Chopped salads have been my lunch M.O. for well over a year now, seamlessly transitioning from packable office lunch to hearty work-from-home one. Their make-ahead quality means I’m not scrambling every day as soon as I get hangry, and they satisfy my desire for crunch and lots of veggies.
The version I’m sharing here boasts my version of that zesty dressing, complete with garlic, oregano, and an oil-to-vinegar ratio that highly favors the punchy red wine vinegar. I’ve also added celery for crunch and cherry tomatoes for their sweet, juicy flavor. If you can’t find a block of provolone, opt for mozzarella—it’s just as tasty.
The whole salad comes together fast, and you can prep it in advance. Simply toss everything but the lettuces in the vinaigrette, then let it hang out in the fridge (where it will soak in all that herby, garlicky flavor) until you’re ready to eat.

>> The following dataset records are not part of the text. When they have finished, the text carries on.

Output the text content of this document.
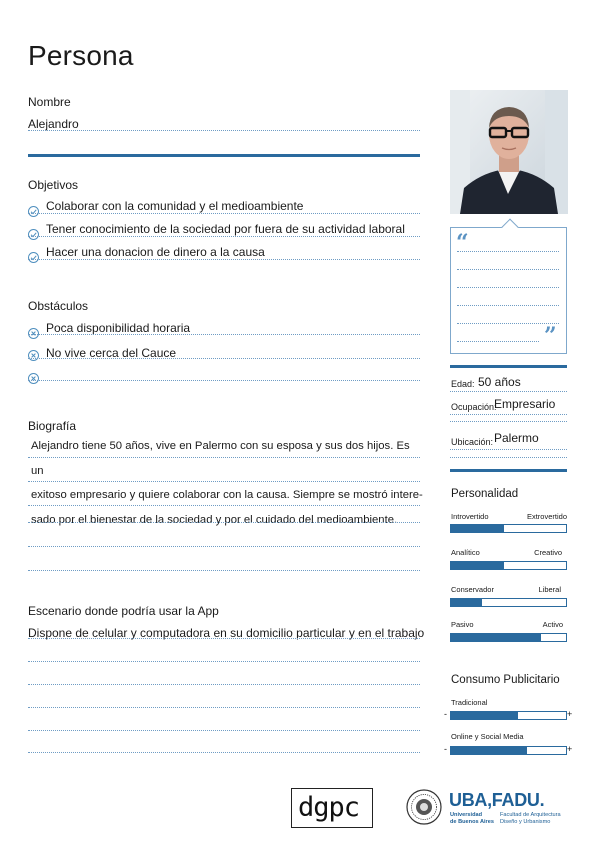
Persona
Nombre
Alejandro
Objetivos
Colaborar con la comunidad y el medioambiente
Tener conocimiento de la sociedad por fuera de su actividad laboral
Hacer una donacion de dinero a la causa
Obstáculos
Poca disponibilidad horaria
No vive cerca del Cauce
Biografía
Alejandro tiene 50 años, vive en Palermo con su esposa y sus dos hijos. Es un
exitoso empresario y quiere colaborar con la causa. Siempre se mostró intere-
sado por el bienestar de la sociedad y por el cuidado del medioambiente.
Escenario donde podría usar la App
Dispone de celular y computadora en su domicilio particular y en el trabajo
“
”
Edad: 50 años
Ocupación:
Empresario
Ubicación: Palermo
Personalidad
Introvertido	Extrovertido
Analítico	Creativo
Conservador	Liberal
Pasivo	Activo
Consumo Publicitario
Tradicional
-	+
Online y Social Media
-	+
dgpc	UBA,FADU.
Universidad
de Buenos Aires
Facultad de Arquitectura
Diseño y Urbanismo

Vegetarian Italian Chopped Salad
Serves 4 to 6- 1 large or 2 small cloves garlic
- 1/4 cup plus 1 tablespoon red wine vinegar
- 1 tablespoon dried oregano
- 1 teaspoon Dijon mustard
- 3/4 teaspoon kosher salt
- 1/4 teaspoon red pepper flakes
- Freshly ground black pepper
- 1/4 cup extra-virgin olive oil
- 5 ounces cherry tomatoes
- 2 large or 4 small stalks celery
- 1/2 small red onion
- 6 small pickled pepperoncini
- 4 ounces unsliced provolone cheese
- 1 (about 15-ounce) can chickpeas
- 1 medium romaine lettuce heart
- 1/2 medium head radicchio
- Kosher salt
- Freshly ground black pepper
Mince garlic and place in a large bowl. Add red wine vinegar, dried oregano, Dijon mustard, kosher salt, red pepper flakes, and several grinds black pepper and whisk to combine.
While whisking constantly, slowly drizzle in extra-virgin olive oil and continue whisking until emulsified. Pour half into an airtight container and refrigerate.
Prep the following ingredients, adding each one to the bowl of vinaigrette as you complete it: Halve cherry tomatoes (about 1 cup). Dice celery stalks (about 1 cup). Thinly slice red onion into half-moons (about 3/4 cup). Slice pepperoncini (about 1/4 cup). Cut provolone cheese into 1/4-inch cubes (about 1 cup). Drain and rinse chickpeas. Toss to coat everything in the vinaigrette. At this point, you can cover and refrigerate until you’re ready to eat.
Recipe Notes
The veggie mixture, reserved dressing, and greens can be refrigerated separately up to five days.If you can’t find a block of provolone, you can substitute bocconcini (small fresh mozzarella balls), torn fresh mozzarella, or diced low-moisture mozzarella cubes.